1. If you are guilty of practicing any of these verbally abusive traits, then admit it to God and seek his help to repent (turn away from your sin and turn by faith to God).
It is possible you are not even a Christian with saving faith. Perhaps you do not even know or understand the good news of Christ? Read Do You Know God’s God News? or find someone who can present the biblical view of salvation by Jesus Christ alone through grace and faith alone.
Pray for God’s Spirit to give you spiritual understanding (Ephesians 1) and a new heart.
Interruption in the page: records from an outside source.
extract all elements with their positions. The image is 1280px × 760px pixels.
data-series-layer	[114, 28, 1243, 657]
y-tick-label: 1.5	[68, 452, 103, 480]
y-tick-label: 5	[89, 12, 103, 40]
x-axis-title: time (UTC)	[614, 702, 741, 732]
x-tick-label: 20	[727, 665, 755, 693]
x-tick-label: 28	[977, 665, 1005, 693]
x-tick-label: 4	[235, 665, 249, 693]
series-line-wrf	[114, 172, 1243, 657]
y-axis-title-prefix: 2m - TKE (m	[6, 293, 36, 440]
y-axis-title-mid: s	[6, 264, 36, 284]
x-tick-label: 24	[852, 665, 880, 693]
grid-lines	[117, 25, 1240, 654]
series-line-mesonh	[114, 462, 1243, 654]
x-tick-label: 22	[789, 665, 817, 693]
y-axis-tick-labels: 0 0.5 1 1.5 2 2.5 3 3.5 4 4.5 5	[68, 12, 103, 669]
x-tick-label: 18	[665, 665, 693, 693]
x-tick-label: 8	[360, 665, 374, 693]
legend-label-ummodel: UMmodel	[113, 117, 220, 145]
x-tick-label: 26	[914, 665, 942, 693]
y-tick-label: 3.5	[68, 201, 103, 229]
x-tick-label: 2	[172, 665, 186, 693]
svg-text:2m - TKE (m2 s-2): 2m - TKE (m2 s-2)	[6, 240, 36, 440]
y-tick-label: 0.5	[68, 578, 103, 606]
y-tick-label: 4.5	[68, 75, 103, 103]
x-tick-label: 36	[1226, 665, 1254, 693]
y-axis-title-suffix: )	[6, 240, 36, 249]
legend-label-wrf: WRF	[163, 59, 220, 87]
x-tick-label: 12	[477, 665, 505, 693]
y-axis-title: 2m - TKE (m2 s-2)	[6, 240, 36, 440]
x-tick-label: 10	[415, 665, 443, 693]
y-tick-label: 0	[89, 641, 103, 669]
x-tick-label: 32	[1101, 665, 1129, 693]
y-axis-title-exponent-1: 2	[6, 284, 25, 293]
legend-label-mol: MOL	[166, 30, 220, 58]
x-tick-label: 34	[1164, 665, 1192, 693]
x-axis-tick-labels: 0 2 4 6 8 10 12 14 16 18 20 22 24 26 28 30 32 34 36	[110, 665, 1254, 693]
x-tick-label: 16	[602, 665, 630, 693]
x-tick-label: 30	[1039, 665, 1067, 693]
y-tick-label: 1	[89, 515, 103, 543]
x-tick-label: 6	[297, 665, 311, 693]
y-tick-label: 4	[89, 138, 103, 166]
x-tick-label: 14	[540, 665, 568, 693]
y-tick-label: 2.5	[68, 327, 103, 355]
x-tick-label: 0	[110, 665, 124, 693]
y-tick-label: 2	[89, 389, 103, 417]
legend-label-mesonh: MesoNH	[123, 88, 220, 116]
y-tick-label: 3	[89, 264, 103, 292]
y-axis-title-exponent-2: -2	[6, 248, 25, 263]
You need to very seriously consider whether you are indeed a believer in Christ. Go to Jesus Christ to forgive you as a rebellious sinner, to redeem you by taking you out of the slavery of the world, the flesh and the devil, and change your life (see Romans 6; Ephesians 4:24; Colossians 3:10, etc.)
2. After you admit and repent, turn to God for daily grace to change your heart and your behaviors.
3. When you are tempted to express yourself in an abusive manner, stop and think. Take time to calm down and then practice doing the opposite. Plead with God to empower you to make a significant change.
4. Go to the individuals in your family with whom you have been verbally abusive and seek forgiveness. What you do is tell your spouse, child, parent, or other family member what you did and admit that it was wrong and sinful. Do not say you are sorry. Instead, tell them specifically what you did and ask forgiveness. Actually say, "Will you forgive me?"
5. Daily practice putting off the wrong, the abusive behavior, and the sin, and put on what is right and good (Romans 12:1-2; Philippians 4).
6. Recruit godly and wise people you trust to keep you accountable.
7. Pray for radical change of your life.